Homily for the Commemoration of All the Faithful Departed (All Souls), 2014, Year A

Fr. René J. Butler, M.S.
Director, La Salette Shrine
Enfield, NH



The Bustle in a House
The Morning after Death
Is solemnest of industries
Enacted upon Earth –

The Sweeping up the Heart
And putting Love away
We shall not want to use again
Until Eternity –

I often quote this poem of Emily Dickinson as the best description of what we go through in a time of mourning. We have all had this experience.

As we remember today all those who have gone before us, we are aware of an ever growing store of Love that we shall not want to use again until we are reunited with those we have lost.

Anyone who deals with those who grieve knows there is little we can say to ease their pain. Fortunately, the best that can be said has been said, in the Scriptures and by many poets.

From the Bible, we have in today’s readings at least two well known comforting texts.
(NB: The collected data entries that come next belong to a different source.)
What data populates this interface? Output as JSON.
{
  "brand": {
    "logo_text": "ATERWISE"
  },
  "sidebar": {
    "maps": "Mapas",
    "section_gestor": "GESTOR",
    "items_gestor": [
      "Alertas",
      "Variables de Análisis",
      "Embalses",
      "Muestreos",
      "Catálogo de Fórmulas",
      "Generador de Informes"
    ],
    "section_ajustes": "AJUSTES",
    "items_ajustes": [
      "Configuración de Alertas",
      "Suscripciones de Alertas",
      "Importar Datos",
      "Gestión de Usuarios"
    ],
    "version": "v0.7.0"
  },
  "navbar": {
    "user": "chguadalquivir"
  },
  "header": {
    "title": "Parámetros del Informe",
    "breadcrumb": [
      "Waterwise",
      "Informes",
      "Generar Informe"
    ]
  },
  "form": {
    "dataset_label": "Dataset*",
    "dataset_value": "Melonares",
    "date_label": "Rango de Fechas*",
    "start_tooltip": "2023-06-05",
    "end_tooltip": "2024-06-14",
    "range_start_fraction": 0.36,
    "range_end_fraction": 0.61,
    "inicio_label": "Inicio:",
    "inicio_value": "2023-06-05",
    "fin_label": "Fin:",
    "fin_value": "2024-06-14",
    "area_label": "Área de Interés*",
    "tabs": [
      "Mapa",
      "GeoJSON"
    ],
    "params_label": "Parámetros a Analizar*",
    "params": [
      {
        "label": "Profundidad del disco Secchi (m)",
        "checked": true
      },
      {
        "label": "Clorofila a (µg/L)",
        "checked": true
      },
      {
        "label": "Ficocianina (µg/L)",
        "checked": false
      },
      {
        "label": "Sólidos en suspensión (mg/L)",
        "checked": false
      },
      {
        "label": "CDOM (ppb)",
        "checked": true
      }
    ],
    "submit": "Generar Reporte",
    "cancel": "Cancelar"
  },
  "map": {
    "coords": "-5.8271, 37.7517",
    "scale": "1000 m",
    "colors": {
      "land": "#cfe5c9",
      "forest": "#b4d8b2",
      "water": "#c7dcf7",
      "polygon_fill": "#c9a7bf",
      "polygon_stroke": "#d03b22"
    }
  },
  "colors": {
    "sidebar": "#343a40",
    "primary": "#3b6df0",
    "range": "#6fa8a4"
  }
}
The first is, “The souls of the just are in the hand of God, and no torment shall touch them... They are in peace.” Not surprisingly, this is the text most commonly selected from among the options for the Mass of Christian Burial.

Then there is the 23rd Psalm, where we read, in the incomparable King James version: “Yea, though I walk through the valley of the shadow of death, I will fear no evil: for thou art with me; thy rod and thy staff they comfort me.”

Many New Testament passages offer the same hope:

1 Corinthians 15: 51-52: “Behold, I tell you a mystery. We shall not all fall asleep, but we will all be changed, in an instant, in the blink of an eye, at the last trumpet. For the trumpet will sound, the dead will be raised incorruptible, and we shall be changed.” (I wish I could quote the whole of chapter 15. It is magnificent.)

John 16:22: “You are now in anguish. But I will see you again, and your hearts will rejoice, and no one will take your joy away from you.” These words were spoken by Jesus to his Apostles at the Last Supper, but it is easy to apply them to the Christian experience of grief in general.

The list of “favorite” texts goes on and on.

Another poet, Edna St. Vincent Millay, was not a Christian. We sense the difference in a deeply moving poem called “Dirge without Music.” It begins:

I am not resigned to the shutting away of loving hearts in the hard ground.
So it is, and so it will be, for so it has been, time out of mind:
Into the darkness they go, the wise and the lovely. Crowned
With lilies and with laurel they go; but I am not resigned.

And the last stanza reads:

Down, down, down into the darkness of the grave
Gently they go, the beautiful, the tender, the kind;
Quietly they go, the intelligent, the witty, the brave.
I know. But I do not approve. And I am not resigned.

This is far from what St. Paul wrote in 1 Thessalonians 4:13: “We do not want you to be unaware, brothers, about those who have fallen asleep, so that you may not grieve like the rest, who have no hope.”

Grief, yes, of course. Anyone who tells others they are wrong to grieve but should be happy that their loved one is in heaven, has not grasped the Bible’s deep understanding and acceptance of humanity.

Grief, yes, but not hopelessness. We do not grieve “like the rest, who have no hope.”

“We know that Christ, raised from the dead, dies no more; death no longer has power over him,” writes St. Paul to the Romans.

And so death ultimately has no power over us, not now, not ever. We cry out, again in Paul’s words:

Death is swallowed up in victory.
Where, O death, is your victory?
Where, O death, is your sting? (1 Cor. 15:54-55)

Returning to the poets, I conclude with a text from John Donne, which I use often at funerals, and which I quoted also in my homily last Easter.

Death, be not proud, though some have called thee
Mighty and dreadful, for thou art not so;...
One short sleep past, we wake eternally
And death shall be no more; Death, thou shalt die.